Overall, 7.2% of included buprenorphine inductions during the study period were classified as LDI. Joinpoint analysis revealed that the percentage of buprenorphine inductions classified as LDI increased significantly beginning in the fourth quarter of 2017. In multivariable analyses, factors positively associated with LDI included: older age (adjusted odds ratio [aOR]: 1.01, 95% CI: 1.00-1.02), living in Vancouver Coastal (aOR: 1.53, 95% CI: 1.13-2.06) and Fraser Health Authority regions (aOR: 2.56, 95% CI: 1.89-3.48) (vs interior region); having been prescribed slow-release oral morphine for opioid use disorder in the last 3 years (aOR: 4.03, 95% CI: 2.51-6.49), and having 1 (aOR: 2.40, 95% CI: 1.80-3.20) or ≥2 (vs 0) opioid agonist treatment episodes in the last 5 years (aOR: 2.56, 95% CI: 1.89-3.48). Factors negatively associated with microinduction included: male sex (aOR: 0.50, 95% CI:0.41-0.61), alcohol use disorder (aOR: 0.62, 95% CI: 0.40-0.96), injection drug use (aOR: 0.75, 95% CI: 0.61-0.94) and past-year incarceration (aOR: 0.19, 95% CI: 0.10-0.33).
The use of LDI has increased in BC in recent years. Markers of treatment experience were positively associated with receipt of LDI. A ssessment of outcomes associated with LDI is needed.

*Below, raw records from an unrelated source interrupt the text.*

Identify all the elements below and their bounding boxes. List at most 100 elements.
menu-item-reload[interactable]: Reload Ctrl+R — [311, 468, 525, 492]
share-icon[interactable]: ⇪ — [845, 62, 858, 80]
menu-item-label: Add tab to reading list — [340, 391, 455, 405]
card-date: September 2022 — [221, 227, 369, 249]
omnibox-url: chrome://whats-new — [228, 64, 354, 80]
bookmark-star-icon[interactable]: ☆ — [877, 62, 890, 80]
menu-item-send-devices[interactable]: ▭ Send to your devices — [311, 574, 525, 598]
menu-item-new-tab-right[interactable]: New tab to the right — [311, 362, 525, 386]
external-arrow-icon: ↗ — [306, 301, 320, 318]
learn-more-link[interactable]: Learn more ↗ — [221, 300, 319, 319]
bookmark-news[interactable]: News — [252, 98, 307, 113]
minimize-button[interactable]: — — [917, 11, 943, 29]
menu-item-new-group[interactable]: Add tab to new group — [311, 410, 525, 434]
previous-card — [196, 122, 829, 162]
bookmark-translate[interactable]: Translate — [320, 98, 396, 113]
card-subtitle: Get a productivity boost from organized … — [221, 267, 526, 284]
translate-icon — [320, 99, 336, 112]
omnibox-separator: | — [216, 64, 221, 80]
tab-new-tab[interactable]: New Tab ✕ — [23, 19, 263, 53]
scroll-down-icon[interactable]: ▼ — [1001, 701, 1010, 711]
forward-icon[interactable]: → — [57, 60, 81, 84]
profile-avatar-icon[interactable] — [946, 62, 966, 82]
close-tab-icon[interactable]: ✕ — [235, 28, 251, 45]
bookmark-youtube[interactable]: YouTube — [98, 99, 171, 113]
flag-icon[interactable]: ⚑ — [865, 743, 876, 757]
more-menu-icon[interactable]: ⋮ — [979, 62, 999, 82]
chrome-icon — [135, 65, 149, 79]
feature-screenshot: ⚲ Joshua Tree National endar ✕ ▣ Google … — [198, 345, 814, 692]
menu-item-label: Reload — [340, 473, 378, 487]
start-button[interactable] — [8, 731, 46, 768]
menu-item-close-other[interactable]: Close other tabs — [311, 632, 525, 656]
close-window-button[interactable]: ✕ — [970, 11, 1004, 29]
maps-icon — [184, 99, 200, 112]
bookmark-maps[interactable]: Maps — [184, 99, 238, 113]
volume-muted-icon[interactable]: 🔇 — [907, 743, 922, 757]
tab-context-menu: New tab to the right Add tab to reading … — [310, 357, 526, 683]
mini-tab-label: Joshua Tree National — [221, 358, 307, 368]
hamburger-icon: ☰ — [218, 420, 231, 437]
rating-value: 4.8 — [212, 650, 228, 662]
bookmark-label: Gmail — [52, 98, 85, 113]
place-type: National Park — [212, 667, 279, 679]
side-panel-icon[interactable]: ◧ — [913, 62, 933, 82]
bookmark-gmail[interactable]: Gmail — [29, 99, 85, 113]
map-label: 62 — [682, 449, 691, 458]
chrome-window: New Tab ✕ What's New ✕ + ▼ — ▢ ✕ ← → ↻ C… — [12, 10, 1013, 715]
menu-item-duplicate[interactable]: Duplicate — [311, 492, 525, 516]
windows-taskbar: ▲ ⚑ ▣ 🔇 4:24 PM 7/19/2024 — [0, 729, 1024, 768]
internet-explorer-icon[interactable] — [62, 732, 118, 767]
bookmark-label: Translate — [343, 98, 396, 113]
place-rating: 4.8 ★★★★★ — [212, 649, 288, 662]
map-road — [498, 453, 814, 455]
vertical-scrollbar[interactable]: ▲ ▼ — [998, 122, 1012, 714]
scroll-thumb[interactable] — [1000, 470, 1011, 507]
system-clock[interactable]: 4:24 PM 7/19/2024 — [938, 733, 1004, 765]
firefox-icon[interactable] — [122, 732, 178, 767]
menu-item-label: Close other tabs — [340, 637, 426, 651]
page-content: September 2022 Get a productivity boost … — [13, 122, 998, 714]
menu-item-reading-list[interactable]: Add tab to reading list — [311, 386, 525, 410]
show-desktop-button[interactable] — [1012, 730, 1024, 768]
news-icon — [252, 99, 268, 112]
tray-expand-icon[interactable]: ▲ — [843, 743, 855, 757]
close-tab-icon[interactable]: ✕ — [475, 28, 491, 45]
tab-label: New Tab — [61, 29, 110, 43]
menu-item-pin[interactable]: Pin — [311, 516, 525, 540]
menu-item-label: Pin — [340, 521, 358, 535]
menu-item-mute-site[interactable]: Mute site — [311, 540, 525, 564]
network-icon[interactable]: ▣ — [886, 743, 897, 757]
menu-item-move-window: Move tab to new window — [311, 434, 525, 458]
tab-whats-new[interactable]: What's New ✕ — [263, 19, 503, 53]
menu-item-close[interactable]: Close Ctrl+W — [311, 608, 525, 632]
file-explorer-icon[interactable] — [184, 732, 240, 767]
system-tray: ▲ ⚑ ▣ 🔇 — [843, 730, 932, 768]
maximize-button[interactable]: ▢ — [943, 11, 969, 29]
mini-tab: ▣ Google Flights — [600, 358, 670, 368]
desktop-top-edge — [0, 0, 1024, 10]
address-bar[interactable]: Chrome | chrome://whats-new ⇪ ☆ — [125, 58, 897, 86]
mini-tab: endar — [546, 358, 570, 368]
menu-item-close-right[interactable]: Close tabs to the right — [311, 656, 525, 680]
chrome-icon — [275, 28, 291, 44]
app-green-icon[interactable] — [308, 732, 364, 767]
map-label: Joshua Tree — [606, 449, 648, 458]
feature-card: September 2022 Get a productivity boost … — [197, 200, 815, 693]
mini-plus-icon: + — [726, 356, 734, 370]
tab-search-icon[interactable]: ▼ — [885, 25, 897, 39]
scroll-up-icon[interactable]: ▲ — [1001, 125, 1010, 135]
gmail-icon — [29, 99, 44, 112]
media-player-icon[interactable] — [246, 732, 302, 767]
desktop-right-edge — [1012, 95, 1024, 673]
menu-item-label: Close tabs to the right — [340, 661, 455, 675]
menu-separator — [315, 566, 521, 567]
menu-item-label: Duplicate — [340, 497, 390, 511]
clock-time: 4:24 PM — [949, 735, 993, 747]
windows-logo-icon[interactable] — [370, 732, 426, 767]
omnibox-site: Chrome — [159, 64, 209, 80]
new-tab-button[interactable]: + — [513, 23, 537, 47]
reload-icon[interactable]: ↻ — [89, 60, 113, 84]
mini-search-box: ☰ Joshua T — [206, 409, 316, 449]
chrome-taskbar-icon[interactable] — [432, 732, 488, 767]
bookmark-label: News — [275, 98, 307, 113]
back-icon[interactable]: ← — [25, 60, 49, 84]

描述门诊丁丙诺啡诱导模式,并研究与低剂量起始使用(LDI)相关的因素。
采用加拿大不列颠哥伦比亚省(BC)省级过量用药队列中的关联行政数据,对2016年1月1日至2019年12月31日期间在BC省开始使用丁丙诺啡的4510名成年人进行回顾性队列研究,该队列包含BC省居民20%的随机样本。通过多变量建模,我们研究了社会人口统计学、合并症、治疗和卫生服务利用变量与LDI结果之间的关联。还进行了连接点分析,以评估这种做法流行率的拐点。

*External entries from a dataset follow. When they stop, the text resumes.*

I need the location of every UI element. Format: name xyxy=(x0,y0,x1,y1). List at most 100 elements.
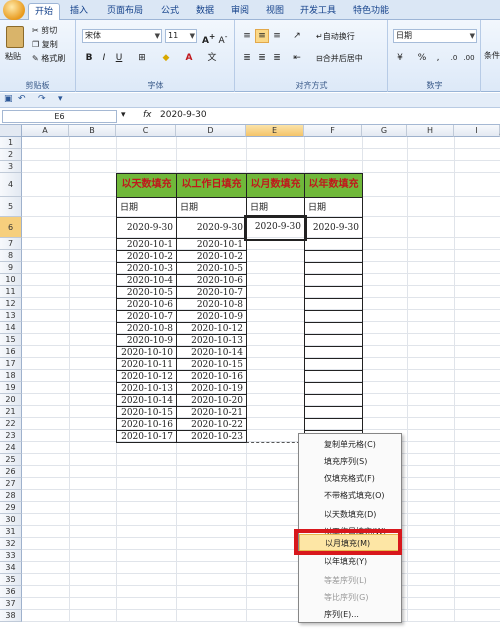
row-header[interactable]: 20 xyxy=(0,394,22,406)
row-header[interactable]: 29 xyxy=(0,502,22,514)
number-format-combo[interactable]: 日期 ▼ xyxy=(393,29,477,43)
date-cell-workday-fill[interactable]: 2020-9-30 xyxy=(176,217,247,239)
font-color-icon[interactable]: A xyxy=(182,51,196,65)
column-header[interactable]: A xyxy=(22,125,69,137)
row-header[interactable]: 11 xyxy=(0,286,22,298)
select-all-corner[interactable] xyxy=(0,125,22,137)
name-box[interactable]: E6 xyxy=(2,110,117,123)
fill-menu-item[interactable]: 以天数填充(D) xyxy=(299,506,401,523)
row-header[interactable]: 18 xyxy=(0,370,22,382)
copy-button[interactable]: ❐ 复制 xyxy=(32,39,58,50)
row-header[interactable]: 5 xyxy=(0,197,22,217)
undo-icon[interactable]: ↶ xyxy=(18,94,26,104)
fill-menu-item[interactable]: 复制单元格(C) xyxy=(299,436,401,453)
align-middle-icon[interactable]: ≡ xyxy=(255,29,269,43)
align-top-icon[interactable]: ≡ xyxy=(240,29,254,43)
row-header[interactable]: 26 xyxy=(0,466,22,478)
fill-color-icon[interactable]: ◆ xyxy=(159,51,173,65)
indent-icon[interactable]: ⇤ xyxy=(290,51,304,65)
row-header[interactable]: 28 xyxy=(0,490,22,502)
customize-toolbar-icon[interactable]: ▾ xyxy=(58,94,63,104)
date-cell-year-fill[interactable]: 2020-9-30 xyxy=(304,217,363,239)
row-header[interactable]: 17 xyxy=(0,358,22,370)
row-header[interactable]: 23 xyxy=(0,430,22,442)
row-header[interactable]: 36 xyxy=(0,586,22,598)
row-header[interactable]: 7 xyxy=(0,238,22,250)
format-painter-button[interactable]: ✎ 格式刷 xyxy=(32,53,65,64)
italic-icon[interactable]: I xyxy=(97,51,111,65)
table-subheader-cell[interactable]: 日期 xyxy=(304,197,363,218)
row-header[interactable]: 12 xyxy=(0,298,22,310)
row-header[interactable]: 24 xyxy=(0,442,22,454)
column-header[interactable]: D xyxy=(176,125,246,137)
column-header[interactable]: H xyxy=(407,125,454,137)
percent-icon[interactable]: % xyxy=(415,51,429,65)
office-button[interactable] xyxy=(3,0,25,20)
align-bottom-icon[interactable]: ≡ xyxy=(270,29,284,43)
align-right-icon[interactable]: ≣ xyxy=(270,51,284,65)
row-header[interactable]: 10 xyxy=(0,274,22,286)
paste-icon[interactable] xyxy=(6,26,24,48)
fill-menu-item[interactable]: 仅填充格式(F) xyxy=(299,470,401,487)
tab-insert[interactable]: 插入 xyxy=(64,3,94,20)
merge-center-button[interactable]: ⊟合并后居中 xyxy=(316,53,363,64)
fill-menu-item[interactable]: 不带格式填充(O) xyxy=(299,487,401,504)
orientation-icon[interactable]: ↗ xyxy=(290,29,304,43)
tab-page-layout[interactable]: 页面布局 xyxy=(100,3,150,20)
row-header[interactable]: 37 xyxy=(0,598,22,610)
tab-developer[interactable]: 开发工具 xyxy=(297,3,339,20)
column-header[interactable]: F xyxy=(304,125,362,137)
paste-button[interactable]: 粘贴 xyxy=(5,51,21,62)
table-header-cell[interactable]: 以年数填充 xyxy=(304,173,363,198)
row-header[interactable]: 6 xyxy=(0,217,22,238)
row-header[interactable]: 1 xyxy=(0,137,22,149)
increase-decimal-icon[interactable]: .0 xyxy=(447,51,461,65)
date-cell-day-fill[interactable]: 2020-10-17 xyxy=(116,430,177,443)
row-header[interactable]: 34 xyxy=(0,562,22,574)
table-header-cell[interactable]: 以月数填充 xyxy=(246,173,305,198)
row-header[interactable]: 22 xyxy=(0,418,22,430)
column-header[interactable]: I xyxy=(454,125,500,137)
date-cell-workday-fill[interactable]: 2020-10-23 xyxy=(176,430,247,443)
row-header[interactable]: 3 xyxy=(0,161,22,173)
fill-menu-item[interactable]: 以年填充(Y) xyxy=(299,553,401,570)
cut-button[interactable]: ✂ 剪切 xyxy=(32,25,57,36)
row-header[interactable]: 9 xyxy=(0,262,22,274)
name-box-dropdown-icon[interactable]: ▾ xyxy=(121,110,126,120)
tab-view[interactable]: 视图 xyxy=(260,3,290,20)
column-header[interactable]: E xyxy=(246,125,304,137)
insert-function-button[interactable]: fx xyxy=(143,110,152,120)
align-center-icon[interactable]: ≣ xyxy=(255,51,269,65)
row-header[interactable]: 4 xyxy=(0,173,22,197)
row-header[interactable]: 35 xyxy=(0,574,22,586)
font-name-combo[interactable]: 宋体 ▼ xyxy=(82,29,162,43)
decrease-decimal-icon[interactable]: .00 xyxy=(462,51,476,65)
date-cell-day-fill[interactable]: 2020-9-30 xyxy=(116,217,177,239)
row-header[interactable]: 31 xyxy=(0,526,22,538)
column-header[interactable]: C xyxy=(116,125,176,137)
fill-menu-item[interactable]: 序列(E)... xyxy=(299,606,401,623)
border-icon[interactable]: ⊞ xyxy=(135,51,149,65)
row-header[interactable]: 16 xyxy=(0,346,22,358)
tab-review[interactable]: 审阅 xyxy=(225,3,255,20)
tab-data[interactable]: 数据 xyxy=(190,3,220,20)
font-size-combo[interactable]: 11 ▼ xyxy=(165,29,197,43)
formula-input[interactable]: 2020-9-30 xyxy=(160,110,207,120)
row-header[interactable]: 32 xyxy=(0,538,22,550)
tab-home[interactable]: 开始 xyxy=(28,3,60,20)
currency-icon[interactable]: ¥ xyxy=(393,51,407,65)
worksheet-grid[interactable]: ABCDEFGHIJ123456789101112131415161718192… xyxy=(0,125,500,630)
tab-special-features[interactable]: 特色功能 xyxy=(346,3,396,20)
grow-font-icon[interactable]: A+ xyxy=(201,29,215,46)
bold-icon[interactable]: B xyxy=(82,51,96,65)
wrap-text-button[interactable]: ↵自动换行 xyxy=(316,31,355,42)
tab-formulas[interactable]: 公式 xyxy=(155,3,185,20)
row-header[interactable]: 13 xyxy=(0,310,22,322)
row-header[interactable]: 14 xyxy=(0,322,22,334)
row-header[interactable]: 25 xyxy=(0,454,22,466)
phonetic-icon[interactable]: 文 xyxy=(205,51,219,65)
redo-icon[interactable]: ↷ xyxy=(38,94,46,104)
table-subheader-cell[interactable]: 日期 xyxy=(246,197,305,218)
row-header[interactable]: 15 xyxy=(0,334,22,346)
row-header[interactable]: 21 xyxy=(0,406,22,418)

总体而言,研究期间纳入的丁丙诺啡诱导治疗中,7.2%被归类为LDI。连接点分析显示,自2017年第四季度开始,被归类为LDI的丁丙诺啡诱导治疗百分比显著增加。在多变量分析中,与LDI呈正相关的因素包括:年龄较大(调整优势比[aOR]:1.01,95%置信区间[CI]:1.00 - 1.02)、居住在温哥华沿海地区(aOR:1.53,95%CI:1.13 - 2.06)和弗雷泽卫生局辖区(aOR:2.56,95%CI:1.89 - 3.48)(相对于内陆地区);在过去3年中因阿片类药物使用障碍被开具缓释口服吗啡(aOR:4.03,95%CI:2.51 - 6.49),以及在过去5年中有1次(aOR:2.40,95%CI:1.80 - 3.20)或≥2次(相对于0次)阿片类激动剂治疗发作(aOR:2.56,95%CI:1.89 - 3.48)。与小剂量诱导呈负相关的因素包括:男性(aOR:0.50,95%CI:0.41 - 0.61)、酒精使用障碍(aOR:0.62,95%CI:0.40 - 0.96)、注射吸毒(aOR:0.75,95%CI:0.61 - 0.94)和过去一年曾被监禁(aOR:0.19,95%CI:0.10 - 0.33)。
近年来,BC省LDI的使用有所增加。治疗经验指标与接受LDI呈正相关。需要评估与LDI相关的结果。